Scotland cannot completely turn off the supply of oil and gas in the short term, Nicola Sturgeon told a climate change talk ahead of COP26.
The first minister warned the country has to be careful not to “switch domestic production to imports of oil and gas”, describing such a move as “counter productive”.
Giving a TED Talk in Edinburgh, ahead of next month’s COP26 climate conference in Glasgow, the SNP leader again refused to voice opposition to the Cambo oil field development near Shetland.
In August, Ms Sturgeon called on Prime Minister Boris Johnson to “reassess” previously-approved oil and gas licences in response to the climate emergency.
‘We can’t swith fossil fuels off overnight’
In a response to a question on Cambo, during the event attended by international figures, the first minister said: “We can’t switch fossil fuels off overnight but we must accelerate the transition away from them.
“The question is, is new exploration consistent with that?
“That’s the question I posed to the prime minister, where the power over this lies.”
The first minister said the country has “got to be careful that we don’t leave people and communities behind” in the transition away from fossil fuels.
Liam Kerr, the Scottish Conservatives net zero spokesman, accused Ms Sturgeon of “playing to the crowd”, as he urged her to back the controversial Cambo oil development.
He added: “Nicola Sturgeon used to flog Scotland’s oil as the basis for independence.

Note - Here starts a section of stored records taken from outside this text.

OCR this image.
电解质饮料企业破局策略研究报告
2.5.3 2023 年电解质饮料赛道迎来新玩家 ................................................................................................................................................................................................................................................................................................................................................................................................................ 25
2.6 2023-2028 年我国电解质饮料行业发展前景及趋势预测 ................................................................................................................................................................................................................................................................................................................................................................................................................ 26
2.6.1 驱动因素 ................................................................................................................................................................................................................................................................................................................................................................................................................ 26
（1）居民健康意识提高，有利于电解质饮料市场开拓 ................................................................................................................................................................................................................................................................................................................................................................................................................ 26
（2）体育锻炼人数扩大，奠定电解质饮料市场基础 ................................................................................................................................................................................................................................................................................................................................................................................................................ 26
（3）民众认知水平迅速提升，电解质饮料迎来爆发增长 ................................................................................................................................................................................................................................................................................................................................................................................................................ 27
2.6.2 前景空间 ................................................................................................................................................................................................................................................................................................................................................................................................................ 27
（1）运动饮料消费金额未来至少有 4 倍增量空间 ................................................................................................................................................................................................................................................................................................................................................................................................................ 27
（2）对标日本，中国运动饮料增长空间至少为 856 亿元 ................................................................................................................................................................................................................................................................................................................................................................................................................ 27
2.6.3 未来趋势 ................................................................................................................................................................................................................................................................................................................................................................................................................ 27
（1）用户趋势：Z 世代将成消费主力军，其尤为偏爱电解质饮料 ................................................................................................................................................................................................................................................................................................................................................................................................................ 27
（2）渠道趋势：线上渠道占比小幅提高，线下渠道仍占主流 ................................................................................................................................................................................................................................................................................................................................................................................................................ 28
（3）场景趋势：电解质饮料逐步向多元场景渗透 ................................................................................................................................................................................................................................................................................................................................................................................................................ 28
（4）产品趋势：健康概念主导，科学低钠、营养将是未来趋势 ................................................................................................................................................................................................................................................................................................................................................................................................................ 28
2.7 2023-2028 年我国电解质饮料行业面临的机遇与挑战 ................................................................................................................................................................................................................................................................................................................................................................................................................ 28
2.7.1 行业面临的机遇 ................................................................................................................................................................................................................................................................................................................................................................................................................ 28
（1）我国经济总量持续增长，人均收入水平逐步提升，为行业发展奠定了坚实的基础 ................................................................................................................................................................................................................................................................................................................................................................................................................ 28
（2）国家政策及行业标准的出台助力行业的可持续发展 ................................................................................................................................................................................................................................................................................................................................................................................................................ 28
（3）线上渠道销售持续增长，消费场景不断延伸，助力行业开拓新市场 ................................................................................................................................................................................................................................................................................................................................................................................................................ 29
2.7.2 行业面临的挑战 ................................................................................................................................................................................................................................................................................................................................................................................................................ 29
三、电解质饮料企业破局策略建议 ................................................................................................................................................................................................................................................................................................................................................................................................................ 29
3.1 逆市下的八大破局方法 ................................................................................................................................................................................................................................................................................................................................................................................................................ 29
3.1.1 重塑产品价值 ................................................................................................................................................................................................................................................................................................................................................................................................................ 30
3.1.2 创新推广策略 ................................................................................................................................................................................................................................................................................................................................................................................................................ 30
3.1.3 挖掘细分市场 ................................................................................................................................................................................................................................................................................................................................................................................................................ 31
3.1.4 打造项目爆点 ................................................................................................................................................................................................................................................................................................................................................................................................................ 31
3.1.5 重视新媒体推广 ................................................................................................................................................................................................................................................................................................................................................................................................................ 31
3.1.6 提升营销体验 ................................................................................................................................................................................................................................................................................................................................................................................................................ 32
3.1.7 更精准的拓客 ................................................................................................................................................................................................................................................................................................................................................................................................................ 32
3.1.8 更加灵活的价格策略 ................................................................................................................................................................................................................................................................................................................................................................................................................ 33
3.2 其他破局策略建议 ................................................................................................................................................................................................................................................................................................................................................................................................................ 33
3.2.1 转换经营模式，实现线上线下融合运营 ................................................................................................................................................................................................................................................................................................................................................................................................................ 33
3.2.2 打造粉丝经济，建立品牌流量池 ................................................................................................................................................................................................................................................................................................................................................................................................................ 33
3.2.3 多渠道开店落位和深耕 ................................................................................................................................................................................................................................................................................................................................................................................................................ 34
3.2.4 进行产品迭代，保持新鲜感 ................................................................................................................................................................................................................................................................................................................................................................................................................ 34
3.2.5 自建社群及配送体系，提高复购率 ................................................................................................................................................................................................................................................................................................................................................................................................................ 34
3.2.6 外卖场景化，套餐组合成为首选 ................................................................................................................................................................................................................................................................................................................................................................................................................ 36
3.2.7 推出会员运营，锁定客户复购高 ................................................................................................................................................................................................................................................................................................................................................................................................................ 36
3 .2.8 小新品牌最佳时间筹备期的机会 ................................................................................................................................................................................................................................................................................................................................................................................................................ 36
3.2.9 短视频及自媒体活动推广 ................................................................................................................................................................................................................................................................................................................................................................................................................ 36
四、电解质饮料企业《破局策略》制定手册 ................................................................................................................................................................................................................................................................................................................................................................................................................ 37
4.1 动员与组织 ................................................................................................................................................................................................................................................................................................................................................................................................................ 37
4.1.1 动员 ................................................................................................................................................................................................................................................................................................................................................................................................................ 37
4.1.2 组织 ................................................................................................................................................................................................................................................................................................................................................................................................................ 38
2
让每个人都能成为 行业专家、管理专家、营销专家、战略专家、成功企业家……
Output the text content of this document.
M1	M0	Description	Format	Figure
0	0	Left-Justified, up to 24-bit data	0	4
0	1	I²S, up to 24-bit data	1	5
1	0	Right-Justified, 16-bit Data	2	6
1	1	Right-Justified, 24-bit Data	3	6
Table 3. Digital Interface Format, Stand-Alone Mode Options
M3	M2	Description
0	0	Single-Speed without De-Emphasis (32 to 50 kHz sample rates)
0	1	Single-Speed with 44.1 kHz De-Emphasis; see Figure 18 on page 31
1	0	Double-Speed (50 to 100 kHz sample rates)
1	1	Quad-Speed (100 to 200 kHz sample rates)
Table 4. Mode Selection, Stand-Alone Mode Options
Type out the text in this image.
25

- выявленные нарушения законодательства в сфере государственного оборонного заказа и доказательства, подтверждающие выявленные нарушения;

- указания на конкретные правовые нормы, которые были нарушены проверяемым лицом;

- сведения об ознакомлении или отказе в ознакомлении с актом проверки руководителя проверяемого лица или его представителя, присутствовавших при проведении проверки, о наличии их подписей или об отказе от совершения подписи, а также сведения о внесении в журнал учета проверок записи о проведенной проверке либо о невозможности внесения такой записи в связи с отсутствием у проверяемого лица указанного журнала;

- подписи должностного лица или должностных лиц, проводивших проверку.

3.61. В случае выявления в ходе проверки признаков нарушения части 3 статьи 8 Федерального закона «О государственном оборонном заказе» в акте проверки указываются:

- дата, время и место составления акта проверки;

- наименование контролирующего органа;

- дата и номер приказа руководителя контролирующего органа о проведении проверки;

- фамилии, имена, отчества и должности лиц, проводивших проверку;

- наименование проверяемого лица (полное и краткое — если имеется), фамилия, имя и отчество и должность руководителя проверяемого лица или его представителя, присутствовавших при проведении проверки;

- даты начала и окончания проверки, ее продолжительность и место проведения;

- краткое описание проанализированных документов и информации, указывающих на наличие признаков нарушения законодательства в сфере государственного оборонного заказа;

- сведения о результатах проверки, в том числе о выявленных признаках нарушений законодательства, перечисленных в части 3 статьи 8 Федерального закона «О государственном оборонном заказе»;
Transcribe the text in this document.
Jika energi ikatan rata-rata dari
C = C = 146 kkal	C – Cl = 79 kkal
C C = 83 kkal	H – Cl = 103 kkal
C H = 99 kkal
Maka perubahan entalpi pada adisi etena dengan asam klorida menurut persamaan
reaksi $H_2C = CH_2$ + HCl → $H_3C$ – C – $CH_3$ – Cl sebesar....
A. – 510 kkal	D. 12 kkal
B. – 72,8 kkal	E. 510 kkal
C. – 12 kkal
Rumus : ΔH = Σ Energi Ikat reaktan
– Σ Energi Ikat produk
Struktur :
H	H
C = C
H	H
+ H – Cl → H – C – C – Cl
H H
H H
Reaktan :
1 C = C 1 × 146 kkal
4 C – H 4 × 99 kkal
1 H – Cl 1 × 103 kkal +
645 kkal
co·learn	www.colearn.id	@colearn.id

Now she has abandoned the sector in a desperate bid to please her Green coalition colleagues.”
She also stressed the importance of small countries doing their part to tackle climate change, stating they can “step in when the bigger countries fail to act”.
The TED event forms part of the group’s “countdown to COP26” series and was attended by figures including the Danish climate minister, environmental campaigners and authors.
— Nicola Sturgeon (@NicolaSturgeon) October 13, 2021
Ms Sturgeon is due to speak again on climate change to the Arctic Circle Assembly in Reykjavik, Iceland, on Thursday.
She aims to set out what Scotland can do with other northern countries to tackle the emergency and will be joined by the prime minister of Iceland and officials from Denmark.